I take Searle to believe that the way evolution has operated, and the way it has put physical matter together, entails that consciousness exist. (Not that evolution necessarily entailed the emergence of consciousness, but that given that it put organisms together with our molecular composition, consciousness was inevitable. I say this because Searle believe that the brain in a sense ‘creates’ the mind, that mind is an emergent property of the brain perhaps like wetness is an emergent property of water. Given the molecular structure of water, and the operation of physico-chemical laws, water has the emergent properties associated with being a liquid. In a similar sense, the molecular organisation of the brain (human, at least), operating according to the causal laws of the universe, creates consciousness. Another system made out of different material, say a computer emulating mental processes, would lack consciousness — it hasn’t got the right stuff. This is what I take Searle to mean when he says “I think evolution probably could not have produced such a thing [a mechanism that did all this stuff, but it wouldn’t be really like us], because evolution produced us.”

But then Searle says “you can imagine evolution producing a well-organised zombie, but it’s unlikely; we just get this much more efficient mechanism if we have consciousness. However, you could, in principle at least, design machinery that could behave as if it were intelligent – that is, could behave in the same way as human beings behave; we’re nowhere near being able to that, but in principle it’s possible.” This suggests that Searle now means something else. It seems that he’s now talking about a creature that is not like us molecule for molecule (if it was, it’d be human and conscious). So perhaps Searle means a being potentially quite different from us physically — perhaps a silicon-based life-form, or of just very different biological design — but which was behaviourally similar, one that instantiated the same functional states of a human, but which was a zombie. This, it seems to me, is a rather different claim. On the first reading, it seems that Searle should reject the idea that Blackmore is a zombie, because of his views about the way that consciousness arises from the material composition of the brain. And on the second reading he should reject the possibility too, because he’s supposed to be talking about a functional zombie, which can’t substituted with a biological zombie that Blackmore would have to be if she were any type of zombie! To unpack that a bit, accepting the possibility of a functional zombie doesn’t mean that it’s reasonable to conclude that Blackmore could be a zombie, for if she were to be a zombie she’d have to be a biological zombie, and acceptance of the former doesn’t entail acceptance of the latter.
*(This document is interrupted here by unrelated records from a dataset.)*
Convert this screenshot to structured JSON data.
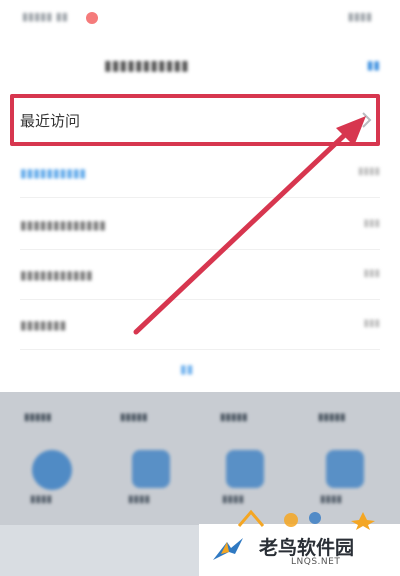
{
  "highlight_row": {
    "label": "最近访问",
    "chevron": "chevron-right-icon"
  },
  "watermark": {
    "brand_cn": "老鸟软件园",
    "brand_en": "LNQS.NET"
  },
  "colors": {
    "highlight_border": "#d7364f",
    "arrow": "#d7364f",
    "accent_blue": "#3b8fdf",
    "overlay": "#c8ccd2"
  }
}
If this is correct, then the conclusions about the ‘extra ingredient’ needed to explain consciousness don’t follow, and zombies aren’t perhaps so good a thought experiment as Searle thinks.

The next philosopher I want to turn to is David Chalmers, alluded to by Block above and charged with believing in biological zombies. Here’s the relevant dialogue from Conversations On Consciousness (it’s quite long):

Blackmore: “Would you like to explain about zombies?”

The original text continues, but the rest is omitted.